No.223

題名:おもしろさの基準
報告者:ナンカイン

 人はそれぞれの人生があり、それぞれの人生経験がある。そのため、その人生における考えも、人それぞれである。よく言う十人十色は、その意味を端的に表している。同じように、笑いの壺も人それぞれであり、あるお笑い芸人をおもしろいと感じる人もいれば、その芸人のどこがおもしろいのかも分からない人もいるのも事実である。その根底には、おもしろさの基準が各人で異なる要素があることに他ならない。しかしながら、全く十人が十人とも笑いの壺が異なるのであれば、そこに笑いは成立しない。ある一定の割合でおもしろい、あるいは、おもしろいかもしれないと感じる壺があるために、その芸人はおもしろい、おもしろいであろう、おもしろいに違いない、という公式が成り立つ。
 このおもしろいと感じさせる割合には、一体どのような要素があるのか?
 これについて探ることは、実はとても重要である。なぜならば、社会を一変させるムーブメントには、このようにおもしろいと感じさせる要素が多々あり、その割合が高いからこそ、ムーブメントに伴う人の考えを変革させる力があるからでもある。先に、お笑い芸人を例として挙げたが、それ以外でも、例えば、Web上のコンテンツも、社会的にはお笑い芸人のもたらすムーブメントとそう大差はない。おもしろいコンテンツを提供できる人は、社会的にもムーブメントを起こしている。

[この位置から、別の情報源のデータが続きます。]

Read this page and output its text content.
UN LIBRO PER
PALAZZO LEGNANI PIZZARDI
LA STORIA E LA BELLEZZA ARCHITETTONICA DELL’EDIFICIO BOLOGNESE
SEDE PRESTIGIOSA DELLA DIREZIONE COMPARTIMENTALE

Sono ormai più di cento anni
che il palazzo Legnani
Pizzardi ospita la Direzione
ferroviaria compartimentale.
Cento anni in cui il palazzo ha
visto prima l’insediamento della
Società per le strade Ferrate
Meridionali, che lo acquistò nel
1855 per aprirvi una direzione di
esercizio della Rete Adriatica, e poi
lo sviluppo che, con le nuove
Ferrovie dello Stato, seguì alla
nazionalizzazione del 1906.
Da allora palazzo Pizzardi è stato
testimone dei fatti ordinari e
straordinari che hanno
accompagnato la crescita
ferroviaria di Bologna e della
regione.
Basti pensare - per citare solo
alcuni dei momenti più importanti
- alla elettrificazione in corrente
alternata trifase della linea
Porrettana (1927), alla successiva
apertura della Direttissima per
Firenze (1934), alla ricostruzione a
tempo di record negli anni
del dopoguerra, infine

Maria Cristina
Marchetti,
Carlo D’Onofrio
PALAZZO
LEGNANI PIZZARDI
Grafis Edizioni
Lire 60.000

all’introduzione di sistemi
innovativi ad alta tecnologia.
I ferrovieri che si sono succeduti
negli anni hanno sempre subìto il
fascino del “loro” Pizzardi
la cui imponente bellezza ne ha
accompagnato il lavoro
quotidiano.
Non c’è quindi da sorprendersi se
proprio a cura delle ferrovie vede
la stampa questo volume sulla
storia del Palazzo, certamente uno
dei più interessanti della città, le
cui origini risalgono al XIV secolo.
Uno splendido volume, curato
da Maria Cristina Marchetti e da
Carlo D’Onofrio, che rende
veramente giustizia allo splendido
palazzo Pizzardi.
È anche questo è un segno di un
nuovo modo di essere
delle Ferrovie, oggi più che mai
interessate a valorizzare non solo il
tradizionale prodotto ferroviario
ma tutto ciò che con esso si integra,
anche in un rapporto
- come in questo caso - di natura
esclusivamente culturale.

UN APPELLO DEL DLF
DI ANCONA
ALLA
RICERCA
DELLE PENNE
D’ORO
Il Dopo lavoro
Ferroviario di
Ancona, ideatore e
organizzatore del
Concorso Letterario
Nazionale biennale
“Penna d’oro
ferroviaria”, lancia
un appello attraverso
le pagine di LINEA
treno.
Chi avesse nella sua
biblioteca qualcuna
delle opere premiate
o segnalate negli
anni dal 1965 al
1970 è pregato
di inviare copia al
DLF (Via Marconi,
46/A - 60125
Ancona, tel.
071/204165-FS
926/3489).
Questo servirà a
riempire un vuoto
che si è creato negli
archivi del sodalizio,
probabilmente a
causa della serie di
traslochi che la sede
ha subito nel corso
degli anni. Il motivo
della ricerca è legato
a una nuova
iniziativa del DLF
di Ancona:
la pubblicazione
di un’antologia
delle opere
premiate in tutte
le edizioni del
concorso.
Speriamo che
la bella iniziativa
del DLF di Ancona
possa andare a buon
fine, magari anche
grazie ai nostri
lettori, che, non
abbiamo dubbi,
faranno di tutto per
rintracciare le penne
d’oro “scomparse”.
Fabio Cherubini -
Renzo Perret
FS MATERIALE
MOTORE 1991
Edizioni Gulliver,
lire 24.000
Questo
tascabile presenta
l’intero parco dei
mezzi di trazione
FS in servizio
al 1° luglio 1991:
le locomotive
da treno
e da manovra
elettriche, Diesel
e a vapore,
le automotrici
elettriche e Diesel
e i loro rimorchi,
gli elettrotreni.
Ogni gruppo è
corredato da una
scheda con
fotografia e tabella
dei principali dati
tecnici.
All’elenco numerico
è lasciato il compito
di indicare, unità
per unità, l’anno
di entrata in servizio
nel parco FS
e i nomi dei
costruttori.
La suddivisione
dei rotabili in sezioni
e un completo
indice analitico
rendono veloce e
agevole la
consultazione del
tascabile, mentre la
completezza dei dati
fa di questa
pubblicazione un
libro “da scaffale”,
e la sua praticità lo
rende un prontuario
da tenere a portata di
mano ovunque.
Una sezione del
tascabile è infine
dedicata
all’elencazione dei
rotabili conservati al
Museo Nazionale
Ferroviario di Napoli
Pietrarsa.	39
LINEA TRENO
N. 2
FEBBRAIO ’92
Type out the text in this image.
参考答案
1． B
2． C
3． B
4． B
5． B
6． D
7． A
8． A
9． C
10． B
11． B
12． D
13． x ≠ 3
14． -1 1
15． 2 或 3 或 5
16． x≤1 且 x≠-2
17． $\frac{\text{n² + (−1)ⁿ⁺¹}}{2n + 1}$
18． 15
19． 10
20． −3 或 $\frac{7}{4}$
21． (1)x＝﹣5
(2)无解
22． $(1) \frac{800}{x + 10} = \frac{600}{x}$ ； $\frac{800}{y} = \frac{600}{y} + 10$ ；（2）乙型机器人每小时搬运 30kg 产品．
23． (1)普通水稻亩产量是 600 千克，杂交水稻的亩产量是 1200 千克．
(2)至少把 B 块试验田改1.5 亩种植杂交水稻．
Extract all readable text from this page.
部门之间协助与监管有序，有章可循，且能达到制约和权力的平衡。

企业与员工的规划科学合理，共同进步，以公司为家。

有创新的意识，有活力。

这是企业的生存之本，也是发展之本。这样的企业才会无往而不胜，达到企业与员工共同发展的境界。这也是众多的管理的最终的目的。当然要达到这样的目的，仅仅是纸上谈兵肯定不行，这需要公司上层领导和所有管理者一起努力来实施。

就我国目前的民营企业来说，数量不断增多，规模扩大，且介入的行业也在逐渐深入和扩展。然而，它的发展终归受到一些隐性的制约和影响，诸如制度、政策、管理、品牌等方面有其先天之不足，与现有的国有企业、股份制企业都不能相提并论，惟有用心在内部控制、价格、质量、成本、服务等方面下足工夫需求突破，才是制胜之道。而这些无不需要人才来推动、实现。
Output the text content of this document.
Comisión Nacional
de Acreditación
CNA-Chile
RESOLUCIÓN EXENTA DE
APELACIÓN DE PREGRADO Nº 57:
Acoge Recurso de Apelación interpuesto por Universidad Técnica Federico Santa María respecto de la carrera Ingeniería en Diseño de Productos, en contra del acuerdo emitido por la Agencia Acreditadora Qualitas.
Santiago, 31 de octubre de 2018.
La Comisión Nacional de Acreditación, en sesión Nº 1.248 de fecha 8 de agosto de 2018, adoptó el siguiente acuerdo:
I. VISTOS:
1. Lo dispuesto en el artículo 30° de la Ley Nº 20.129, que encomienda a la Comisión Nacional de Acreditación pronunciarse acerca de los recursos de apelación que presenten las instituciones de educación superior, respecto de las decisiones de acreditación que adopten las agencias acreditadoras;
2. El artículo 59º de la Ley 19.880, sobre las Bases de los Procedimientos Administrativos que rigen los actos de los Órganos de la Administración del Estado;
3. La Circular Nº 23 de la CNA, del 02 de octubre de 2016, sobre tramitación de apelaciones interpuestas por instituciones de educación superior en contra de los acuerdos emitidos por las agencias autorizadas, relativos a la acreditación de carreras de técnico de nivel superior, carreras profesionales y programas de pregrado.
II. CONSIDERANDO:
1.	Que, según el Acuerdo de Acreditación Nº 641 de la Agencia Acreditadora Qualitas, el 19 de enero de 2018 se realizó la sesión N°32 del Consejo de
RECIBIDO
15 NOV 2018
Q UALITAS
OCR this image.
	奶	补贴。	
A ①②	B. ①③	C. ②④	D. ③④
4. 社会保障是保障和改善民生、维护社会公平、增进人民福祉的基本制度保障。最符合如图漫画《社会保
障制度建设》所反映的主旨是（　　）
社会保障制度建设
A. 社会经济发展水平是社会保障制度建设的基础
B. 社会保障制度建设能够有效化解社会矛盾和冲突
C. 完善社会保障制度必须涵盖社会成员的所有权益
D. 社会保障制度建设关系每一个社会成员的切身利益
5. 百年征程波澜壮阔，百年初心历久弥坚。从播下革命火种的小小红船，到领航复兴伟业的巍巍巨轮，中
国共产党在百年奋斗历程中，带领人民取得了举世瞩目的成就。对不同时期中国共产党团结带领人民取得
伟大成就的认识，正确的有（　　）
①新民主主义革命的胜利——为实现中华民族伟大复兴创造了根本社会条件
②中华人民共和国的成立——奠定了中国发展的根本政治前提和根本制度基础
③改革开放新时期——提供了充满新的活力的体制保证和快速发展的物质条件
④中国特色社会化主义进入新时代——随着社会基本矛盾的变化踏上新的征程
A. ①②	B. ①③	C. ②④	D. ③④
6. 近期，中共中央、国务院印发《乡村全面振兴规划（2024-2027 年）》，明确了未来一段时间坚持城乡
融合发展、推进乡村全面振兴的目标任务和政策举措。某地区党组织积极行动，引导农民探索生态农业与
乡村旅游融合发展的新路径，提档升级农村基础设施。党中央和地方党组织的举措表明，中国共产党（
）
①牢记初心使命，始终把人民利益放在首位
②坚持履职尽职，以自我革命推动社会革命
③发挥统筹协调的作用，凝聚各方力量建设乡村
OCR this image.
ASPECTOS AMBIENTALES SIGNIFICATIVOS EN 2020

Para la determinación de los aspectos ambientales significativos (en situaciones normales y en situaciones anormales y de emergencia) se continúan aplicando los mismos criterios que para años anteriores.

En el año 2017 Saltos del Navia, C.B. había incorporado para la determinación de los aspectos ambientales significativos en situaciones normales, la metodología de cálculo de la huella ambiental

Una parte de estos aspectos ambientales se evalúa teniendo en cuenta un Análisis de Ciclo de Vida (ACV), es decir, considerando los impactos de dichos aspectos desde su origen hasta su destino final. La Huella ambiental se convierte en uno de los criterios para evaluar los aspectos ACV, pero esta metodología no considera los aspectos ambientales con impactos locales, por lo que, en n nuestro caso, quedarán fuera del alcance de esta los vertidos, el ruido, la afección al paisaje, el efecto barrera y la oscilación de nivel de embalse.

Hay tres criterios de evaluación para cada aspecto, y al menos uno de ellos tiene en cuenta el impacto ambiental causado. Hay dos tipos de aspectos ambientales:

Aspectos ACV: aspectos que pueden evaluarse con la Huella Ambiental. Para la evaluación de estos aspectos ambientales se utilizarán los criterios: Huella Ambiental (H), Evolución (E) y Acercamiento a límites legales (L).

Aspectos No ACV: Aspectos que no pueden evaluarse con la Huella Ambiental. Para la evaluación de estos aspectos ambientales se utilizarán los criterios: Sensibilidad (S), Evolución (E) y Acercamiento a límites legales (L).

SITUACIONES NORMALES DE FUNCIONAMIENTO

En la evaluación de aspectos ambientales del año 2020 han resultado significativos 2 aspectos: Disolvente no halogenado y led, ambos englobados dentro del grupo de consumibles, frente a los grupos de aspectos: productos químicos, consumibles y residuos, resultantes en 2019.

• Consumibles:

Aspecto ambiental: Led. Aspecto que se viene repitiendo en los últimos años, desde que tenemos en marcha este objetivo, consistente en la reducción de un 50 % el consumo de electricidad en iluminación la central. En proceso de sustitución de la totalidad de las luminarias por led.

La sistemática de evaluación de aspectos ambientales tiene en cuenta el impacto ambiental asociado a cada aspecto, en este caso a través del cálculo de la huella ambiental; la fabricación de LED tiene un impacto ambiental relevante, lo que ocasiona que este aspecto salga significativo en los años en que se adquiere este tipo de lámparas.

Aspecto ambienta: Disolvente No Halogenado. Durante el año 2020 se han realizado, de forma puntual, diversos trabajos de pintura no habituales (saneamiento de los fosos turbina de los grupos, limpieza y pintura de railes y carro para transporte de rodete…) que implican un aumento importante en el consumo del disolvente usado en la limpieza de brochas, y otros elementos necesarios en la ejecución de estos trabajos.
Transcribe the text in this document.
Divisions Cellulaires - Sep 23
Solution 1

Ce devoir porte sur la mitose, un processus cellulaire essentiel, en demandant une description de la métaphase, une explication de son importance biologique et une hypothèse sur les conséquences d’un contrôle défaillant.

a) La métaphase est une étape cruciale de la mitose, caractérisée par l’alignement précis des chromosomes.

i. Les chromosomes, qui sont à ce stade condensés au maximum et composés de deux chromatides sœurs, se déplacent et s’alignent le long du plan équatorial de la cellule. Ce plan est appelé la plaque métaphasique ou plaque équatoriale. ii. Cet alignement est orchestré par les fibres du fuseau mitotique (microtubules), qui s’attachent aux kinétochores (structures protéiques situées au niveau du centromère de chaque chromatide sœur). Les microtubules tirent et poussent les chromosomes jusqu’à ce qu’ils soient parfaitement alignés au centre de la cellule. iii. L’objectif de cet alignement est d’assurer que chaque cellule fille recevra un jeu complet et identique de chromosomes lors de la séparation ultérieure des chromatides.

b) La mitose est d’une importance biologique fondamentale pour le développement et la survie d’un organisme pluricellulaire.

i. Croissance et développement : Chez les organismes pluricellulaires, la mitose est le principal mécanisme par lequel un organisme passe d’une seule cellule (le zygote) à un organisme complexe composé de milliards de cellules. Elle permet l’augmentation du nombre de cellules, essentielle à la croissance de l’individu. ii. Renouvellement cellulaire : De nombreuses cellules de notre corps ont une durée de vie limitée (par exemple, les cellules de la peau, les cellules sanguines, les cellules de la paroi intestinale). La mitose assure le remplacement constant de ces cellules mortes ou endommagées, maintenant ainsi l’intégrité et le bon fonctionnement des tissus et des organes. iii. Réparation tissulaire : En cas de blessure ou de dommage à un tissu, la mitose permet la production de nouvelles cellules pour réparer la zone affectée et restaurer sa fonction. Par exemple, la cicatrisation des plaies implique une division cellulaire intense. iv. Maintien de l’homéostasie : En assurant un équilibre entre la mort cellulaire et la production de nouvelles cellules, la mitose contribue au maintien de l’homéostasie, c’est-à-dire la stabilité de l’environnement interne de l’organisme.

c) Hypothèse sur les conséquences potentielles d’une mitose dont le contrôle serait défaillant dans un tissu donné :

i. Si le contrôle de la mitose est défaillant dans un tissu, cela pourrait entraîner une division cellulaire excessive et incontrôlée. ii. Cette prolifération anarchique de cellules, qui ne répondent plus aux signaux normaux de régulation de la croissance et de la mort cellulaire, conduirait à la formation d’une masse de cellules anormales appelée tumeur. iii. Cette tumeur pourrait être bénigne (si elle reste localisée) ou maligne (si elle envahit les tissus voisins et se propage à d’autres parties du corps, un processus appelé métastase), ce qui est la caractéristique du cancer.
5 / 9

そこで、先の十人十色に基づき、人のサンプルを十人と規定して、このおもしろさについて考えてみたい。

この報告書は、おもしろいですか?    Yes or No

と、ここでいきなり質問してみる。たぶん(予想通り)大半の人がNoと言うであろう。すなわち、十人のうち、十人ともNoであれば、間違いなくおもしろくない。ただし、

最後まで読むと、おもしろいですよ。

と告げると、なるほどそうかも、と十人のうち一人は期待する可能性もある。すると、ここでおもしろさの割合が若干増加する。さらに、

この報告書、めちゃめちゃおもろいかもしれへん。

と告げると、あれ、おもろいかも、と十人のうち二人は思ってしまうことが期待できる。すると、おもしろさの割合もさらに増加するかもしれない。

これ書いた人、あほちゃうか?

と告げると、なぜかそのあほさ加減に、おもしろさにも親しみがわく。すると、最後まで読んだけんど、よう分からんかった、が、ためになったかもしれへん、と勘違いする人も多くなるかもしれない。人によっては、この報告書、しょーもな、と思えども、再度読み返してしまう。